With the SARS (severe acute respiratory syndrome) scare over, the CDC asked Phoenix Air to shelve the unused system in 2011. It remained in storage until Writebol and Dr. Kent Brantly fell ill — and a doctor at the State Department remembered its existence.

Since then, the “Ebola plane” has ferried humanitarian workers to specialty hospitals in Omaha, Atlanta and Bethesda, Maryland. Phoenix Air was the only option in the world for a biocontainment evacuation until the DOD announced last week that its “Transport Isolation System” — a larger version of the ABCS capable of carrying four people — is ready for action.

“Phoenix Air management was very gratified to hear that,” Dent Thompson, the carrier’s vice president of operations, told Yahoo News.

The DOD’s design is the size of a minivan and made for a C-17 or C-130 transport aircraft. Three isolation systems are now staged at Joint Base Charleston Air Force Base in South Carolina in the event that one of 1,500 military personnel fighting Ebola in Africa gets the virus.

Staff Sgt. Cody Swayne loads a Transport Isolation System aboard a C-17 during a recent training exercise at Joint Base Charleston, S.C. (Photo: Senior Airman Jared Trimarchi/U.S. Air Force)
Staff Sgt. Cody Swayne loads a Transport Isolation System aboard a C-17 during a recent training exercise at Joint Base Charleston, S.C. (Photo: Senior Airman Jared Trimarchi/U.S. Air Force)

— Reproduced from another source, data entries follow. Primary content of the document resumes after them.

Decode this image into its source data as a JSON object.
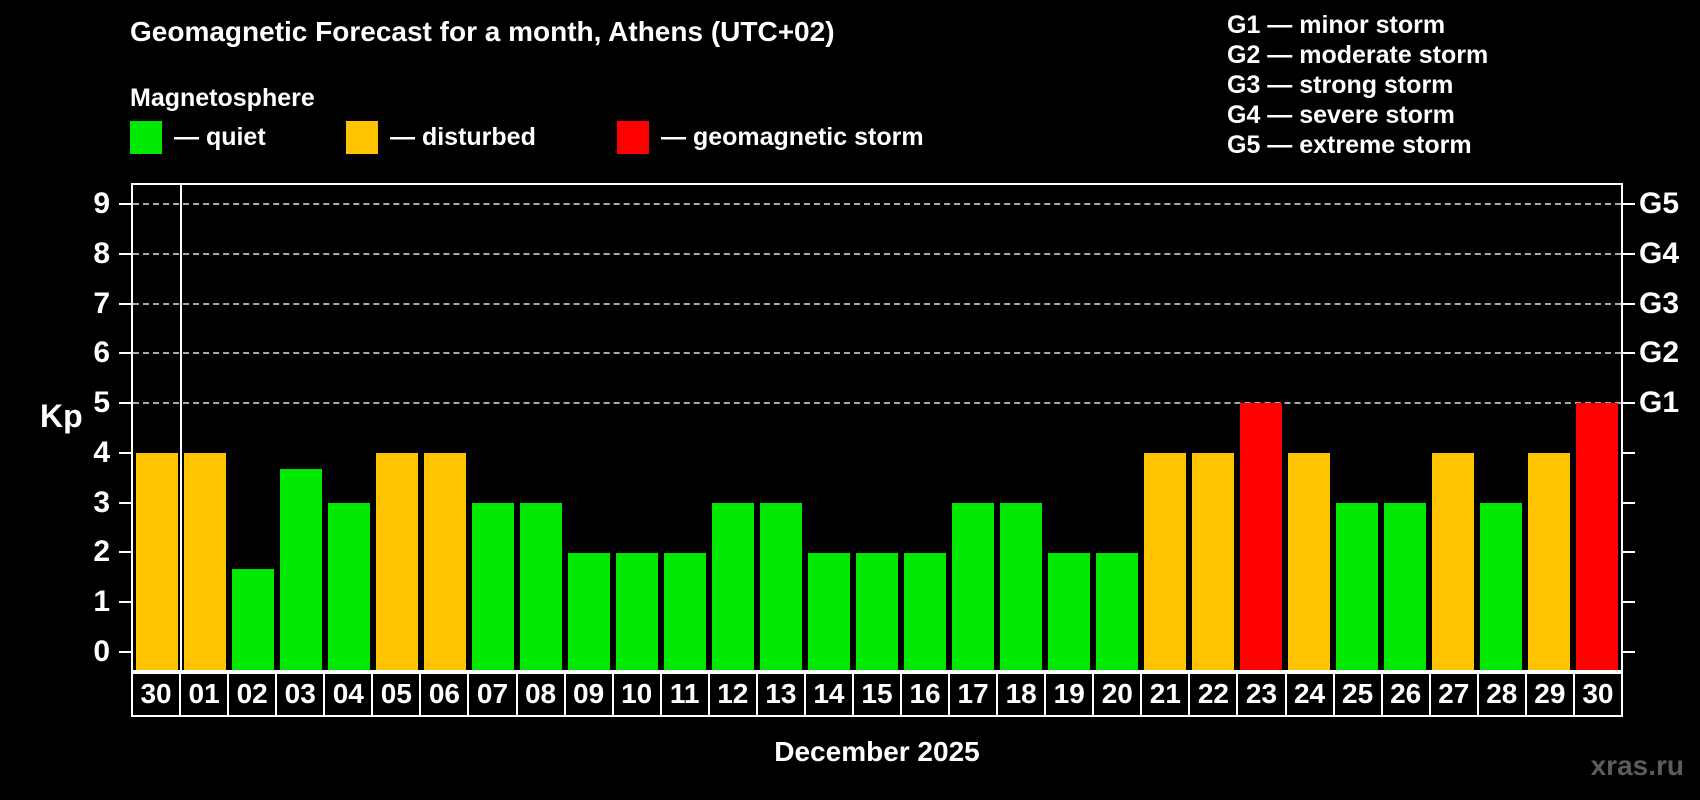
{
  "title": "Geomagnetic Forecast for a month, Athens (UTC+02)",
  "subtitle": "Magnetosphere",
  "legend": {
    "items": [
      {
        "status": "quiet",
        "label": "— quiet"
      },
      {
        "status": "disturbed",
        "label": "— disturbed"
      },
      {
        "status": "storm",
        "label": "— geomagnetic storm"
      }
    ]
  },
  "storm_scale_legend": [
    "G1 — minor storm",
    "G2 — moderate storm",
    "G3 — strong storm",
    "G4 — severe storm",
    "G5 — extreme storm"
  ],
  "axis": {
    "y_label": "Kp",
    "y_ticks": [
      "0",
      "1",
      "2",
      "3",
      "4",
      "5",
      "6",
      "7",
      "8",
      "9"
    ],
    "right_labels": [
      {
        "kp": 5,
        "label": "G1"
      },
      {
        "kp": 6,
        "label": "G2"
      },
      {
        "kp": 7,
        "label": "G3"
      },
      {
        "kp": 8,
        "label": "G4"
      },
      {
        "kp": 9,
        "label": "G5"
      }
    ],
    "x_label": "December 2025"
  },
  "watermark": "xras.ru",
  "colors": {
    "quiet": "#00e800",
    "disturbed": "#ffc300",
    "storm": "#ff0000",
    "grid": "#a8a8a8",
    "axis": "#ffffff",
    "watermark": "#5c5c5c"
  },
  "chart_data": {
    "type": "bar",
    "title": "Geomagnetic Forecast for a month, Athens (UTC+02)",
    "xlabel": "December 2025",
    "ylabel": "Kp",
    "categories": [
      "30",
      "01",
      "02",
      "03",
      "04",
      "05",
      "06",
      "07",
      "08",
      "09",
      "10",
      "11",
      "12",
      "13",
      "14",
      "15",
      "16",
      "17",
      "18",
      "19",
      "20",
      "21",
      "22",
      "23",
      "24",
      "25",
      "26",
      "27",
      "28",
      "29",
      "30"
    ],
    "values": [
      4,
      4,
      1.67,
      3.67,
      3,
      4,
      4,
      3,
      3,
      2,
      2,
      2,
      3,
      3,
      2,
      2,
      2,
      3,
      3,
      2,
      2,
      4,
      4,
      5,
      4,
      3,
      3,
      4,
      3,
      4,
      5
    ],
    "statuses": [
      "disturbed",
      "disturbed",
      "quiet",
      "quiet",
      "quiet",
      "disturbed",
      "disturbed",
      "quiet",
      "quiet",
      "quiet",
      "quiet",
      "quiet",
      "quiet",
      "quiet",
      "quiet",
      "quiet",
      "quiet",
      "quiet",
      "quiet",
      "quiet",
      "quiet",
      "disturbed",
      "disturbed",
      "storm",
      "disturbed",
      "quiet",
      "quiet",
      "disturbed",
      "quiet",
      "disturbed",
      "storm"
    ],
    "ylim": [
      -0.36,
      9.38
    ],
    "yticks": [
      0,
      1,
      2,
      3,
      4,
      5,
      6,
      7,
      8,
      9
    ],
    "gridline_levels": [
      5,
      6,
      7,
      8,
      9
    ],
    "grid_style": "dashed horizontal gridlines only at storm levels Kp 5-9",
    "separator_after_index": 0,
    "legend_position": "top-left",
    "right_axis_storm_scale": {
      "G1": 5,
      "G2": 6,
      "G3": 7,
      "G4": 8,
      "G5": 9
    }
  }
}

Because of its obligation to protect U.S. employees in embassies, consulates and on assignment worldwide, the State Department contract specifies that its rescue plane “requires a very unique combination of aircraft specifications and capacity.”

The State Department writes that it is working with the FAA and private industry to “foster new engineering solutions.” But with testing and certifications likely to take at least two years, the new agreement with Phoenix Air includes options to renew until February 2018.

“The pressure on our company has been enormous to react to the demand for it,” Thompson said.

But he said the carrier’s 150 employees realize it would “morally reprehensible” for them to back away now.

“We would never in a million years do that,” Thompson said. “As dumb as it sounds, we have an obligation to humanity to continue to do this until other people develop a capability.”

These are comforting words for Writebol and her husband, David. The couple, missionaries for the Christian outreach SIM USA, will return to Liberia this spring.

“It doesn’t matter if it’s a missionary or an aid worker or our service members, it’s important that we be able to care for people the best way that we can,” Writebol said.